While we are working on turnout we will also be asking candidates for state and local offices where they stand on one basic issue concerning reliable electric power for rural Wisconsin.
Two interesting co-op initiatives will be melded into one. The first is “Co-ops Vote,” a program developed by the National Rural Electric Cooperative Association and focused on building voter turnout in electric co-op service areas. The program never tells anyone who to vote for; co-op member-owners are completely capable of making their own choices. What the program does do is help ensure co-op members are well-informed about candidates’ positions on energy issues.
The second initiative originated in our neighboring state of Iowa. The Iowa caucuses bring the first balloting of the presidential primary season. With the Freese family farm just across from Dubuque, we’re keenly aware of the campaign activity on the other side of the Mississippi River.

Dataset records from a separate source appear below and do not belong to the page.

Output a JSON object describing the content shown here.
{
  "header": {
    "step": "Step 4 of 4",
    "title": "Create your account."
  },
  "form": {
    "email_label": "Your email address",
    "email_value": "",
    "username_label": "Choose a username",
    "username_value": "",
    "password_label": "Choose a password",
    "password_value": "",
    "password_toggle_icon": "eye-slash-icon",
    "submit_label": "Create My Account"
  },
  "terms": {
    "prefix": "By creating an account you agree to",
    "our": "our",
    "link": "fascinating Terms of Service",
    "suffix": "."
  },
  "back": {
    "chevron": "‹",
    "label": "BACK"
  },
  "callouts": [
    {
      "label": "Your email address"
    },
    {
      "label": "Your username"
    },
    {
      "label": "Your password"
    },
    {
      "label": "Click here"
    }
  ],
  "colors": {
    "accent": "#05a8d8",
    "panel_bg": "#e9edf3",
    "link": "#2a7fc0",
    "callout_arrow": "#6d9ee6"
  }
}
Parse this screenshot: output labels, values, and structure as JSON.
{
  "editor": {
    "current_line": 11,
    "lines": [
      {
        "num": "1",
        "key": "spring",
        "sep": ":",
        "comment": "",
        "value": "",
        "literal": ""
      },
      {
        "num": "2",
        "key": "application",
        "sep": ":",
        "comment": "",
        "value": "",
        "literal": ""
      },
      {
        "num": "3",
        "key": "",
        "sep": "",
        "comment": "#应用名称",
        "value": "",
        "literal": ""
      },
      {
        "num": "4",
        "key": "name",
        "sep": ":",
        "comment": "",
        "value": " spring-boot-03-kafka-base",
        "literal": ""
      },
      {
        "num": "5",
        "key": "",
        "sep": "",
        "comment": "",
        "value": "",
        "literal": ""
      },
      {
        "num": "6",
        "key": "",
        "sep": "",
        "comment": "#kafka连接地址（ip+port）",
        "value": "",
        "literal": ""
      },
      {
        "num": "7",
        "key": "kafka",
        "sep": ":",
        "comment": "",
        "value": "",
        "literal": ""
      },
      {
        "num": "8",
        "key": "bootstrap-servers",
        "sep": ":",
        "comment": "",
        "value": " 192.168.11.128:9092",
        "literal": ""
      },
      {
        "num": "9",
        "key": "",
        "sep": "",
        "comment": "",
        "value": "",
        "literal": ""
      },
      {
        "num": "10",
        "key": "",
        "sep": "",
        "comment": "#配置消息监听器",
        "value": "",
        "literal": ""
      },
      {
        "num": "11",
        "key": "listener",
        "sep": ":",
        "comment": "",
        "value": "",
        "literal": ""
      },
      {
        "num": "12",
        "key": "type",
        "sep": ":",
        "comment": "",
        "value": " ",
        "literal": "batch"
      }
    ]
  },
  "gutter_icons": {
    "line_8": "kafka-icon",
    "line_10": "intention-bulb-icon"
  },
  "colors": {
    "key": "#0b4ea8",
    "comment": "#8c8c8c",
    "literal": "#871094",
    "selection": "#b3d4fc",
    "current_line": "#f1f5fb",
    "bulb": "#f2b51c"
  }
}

Our western neighbors at the Iowa statewide co-op association capitalize on their first-in-the-nation opportunity to affect the selection of party nominees. They’ve created a program called “Rural Power,” and it’s pretty straightforward: Volunteers put on green Rural Power T-shirts and gather at presidential caucus events to ask one question, The Energy Question, and it’s simple. The energy question posed to presidential candidates is, “How will your energy plan help provide affordable and reliable power to rural Iowa?”
I think this is brilliant in its simplicity: It compels those competing for votes nationally to address concerns about shifting energy costs to co-op member-consumers and policies that make energy less affordable. Affordability, reliability, even the safety of co-op workers and members can be affected by polices relating to issues like cyber and physical security threats to the electric grid, or emergency assistance following tornadoes or other natural disasters.

Image courtesy of Iowa Rural Power
We’re planning to combine Co-ops Vote and Rural Power to better fit Wisconsin and help show our strength in numbers by participating in both state and federal candidate events and forums. As candidates travel throughout our cooperative service areas during the coming 12 months, members of your cooperative will be doing three simple things. They’ll put on the matching shirts that identify Rural Power and the Co-ops Vote program, they’ll attend campaign events to make the strength of their numbers visible, and they’ll ask our own energy question.
I’ll repeat that this is not an effort to tell people how to vote. We don’t endorse candidates. But it could be more important than that, as an organized effort to help greater numbers of voters clearly understand how they can expect a candidate’s views to affect their cooperative’s ability to provide affordable, reliable power for rural Wisconsin’s homes, farms, and businesses.
It’s good to exercise the right to vote. It’s even better when voters are well-informed.